Answers are to comply with statutory requirements that pertain to brief statements of defense. See RSA 515:3, 524:2, 565:7, and 547-C:10.
This rule changes current practice in that it requires a defendant to file an Answer within 30 days after the defendant is served with the Complaint. The practice under prior law whereby, in actions at law, the defendant’s entry of an appearance operated as a general denial of all allegations of the plaintiff’s writ has been eliminated. Section (b) of the rule extends the time for filing an Answer if the defendant moves to dismiss the Complaint. If a motion to dismiss is filed, the Answer is not due until 30 days after the clerk’s notice of the court’s decision finally denying the motion. Except for challenges to personal jurisdiction, to the sufficiency of process or to the sufficiency of service of process, any defense that can be raised by motion also can alternatively be raised in an Answer.
Section (d) of the rule makes clear that affirmative defenses are deemed waived if they are not raised in an Answer or a motion to dismiss filed within 30 days after the defendant is served with the Complaint.
Section (e) requires that motions to dismiss based on a challenge to the court’s personal jurisdiction, the sufficiency of process, or the sufficiency of service of process must be raised by motion to dismiss filed within 30 days after service of the Complaint. This subsection is intended to modify long standing New Hampshire practice concerning the manner in which a litigant who desires to challenge the court’s personal jurisdiction or the adequacy of process or service of process must proceed. Under prior law, a litigant desiring to make such challenges was required to enter a special appearance and to file a motion to dismiss within 30 days after being served. If the litigant failed to follow this course, or if the litigant filed an Answer or pleading that raised any other issues, the litigant would be deemed to have submitted to the court’s jurisdiction and thus waived his or her challenge to personal jurisdiction or the adequacy of process or service of process.
Under the new rule, a litigant desiring to challenge personal jurisdiction or the sufficiency of process or the service of process must still do so by filing a motion to dismiss within 30 days after being served.

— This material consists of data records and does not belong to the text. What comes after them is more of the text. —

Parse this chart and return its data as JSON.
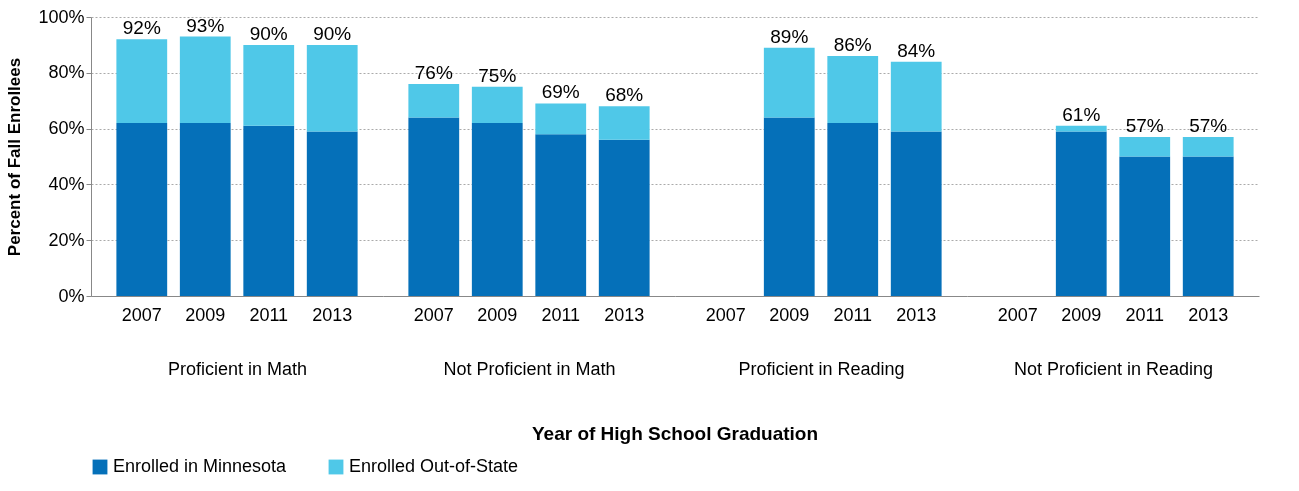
{
  "chart_data": [
    {
      "type": "bar",
      "stacked": true,
      "xlabel": "Proficient in Math",
      "ylabel": "Percent of Fall Enrollees",
      "categories": [
        "2007",
        "2009",
        "2011",
        "2013"
      ],
      "series": [
        {
          "name": "Enrolled in Minnesota",
          "color": "#0570b9",
          "values": [
            62,
            62,
            61,
            59
          ]
        },
        {
          "name": "Enrolled Out-of-State",
          "color": "#4fc8e8",
          "values": [
            30,
            31,
            29,
            31
          ]
        }
      ],
      "totals": [
        "92%",
        "93%",
        "90%",
        "90%"
      ],
      "annotations": [
        "Year of High School Graduation"
      ],
      "ylim": [
        0,
        100
      ],
      "yticks": [
        {
          "value": 0,
          "label": "0%"
        },
        {
          "value": 20,
          "label": "20%"
        },
        {
          "value": 40,
          "label": "40%"
        },
        {
          "value": 60,
          "label": "60%"
        },
        {
          "value": 80,
          "label": "80%"
        },
        {
          "value": 100,
          "label": "100%"
        }
      ],
      "grid": "y",
      "legend": "bottom"
    },
    {
      "type": "bar",
      "stacked": true,
      "xlabel": "Not Proficient in Math",
      "categories": [
        "2007",
        "2009",
        "2011",
        "2013"
      ],
      "series": [
        {
          "color": "#0570b9",
          "values": [
            64,
            62,
            58,
            56
          ]
        },
        {
          "color": "#4fc8e8",
          "values": [
            12,
            13,
            11,
            12
          ]
        }
      ],
      "totals": [
        "76%",
        "75%",
        "69%",
        "68%"
      ],
      "ylim": [
        0,
        100
      ],
      "tick_labels": "x",
      "grid": "y"
    },
    {
      "type": "bar",
      "stacked": true,
      "xlabel": "Proficient in Reading",
      "categories": [
        "2007",
        "2009",
        "2011",
        "2013"
      ],
      "series": [
        {
          "color": "#0570b9",
          "values": [
            null,
            64,
            62,
            59
          ]
        },
        {
          "color": "#4fc8e8",
          "values": [
            null,
            25,
            24,
            25
          ]
        }
      ],
      "totals": [
        null,
        "89%",
        "86%",
        "84%"
      ],
      "ylim": [
        0,
        100
      ],
      "tick_labels": "x",
      "grid": "y"
    },
    {
      "type": "bar",
      "stacked": true,
      "xlabel": "Not Proficient in Reading",
      "categories": [
        "2007",
        "2009",
        "2011",
        "2013"
      ],
      "series": [
        {
          "color": "#0570b9",
          "values": [
            null,
            59,
            50,
            50
          ]
        },
        {
          "color": "#4fc8e8",
          "values": [
            null,
            2,
            7,
            7
          ]
        }
      ],
      "totals": [
        null,
        "61%",
        "57%",
        "57%"
      ],
      "ylim": [
        0,
        100
      ],
      "tick_labels": "x",
      "grid": "y"
    }
  ]
}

However the litigant is not required to enter a “special appearance,” nor will the litigant be deemed to have waived such challenges and submitted to the court’s jurisdiction by filing an Answer or other pleadings or motions that raise issues aside from personal jurisdiction, sufficiency of process or sufficiency of service of process. In accordance with Mosier v. Kinley, 142 N.H. 415, 423-24 (1997), the new rule preserves the requirement that a litigant whose motion to dismiss on these grounds is denied by the trial court must seek an immediate appeal of the trial court’s ruling, or be deemed to have waived these challenges.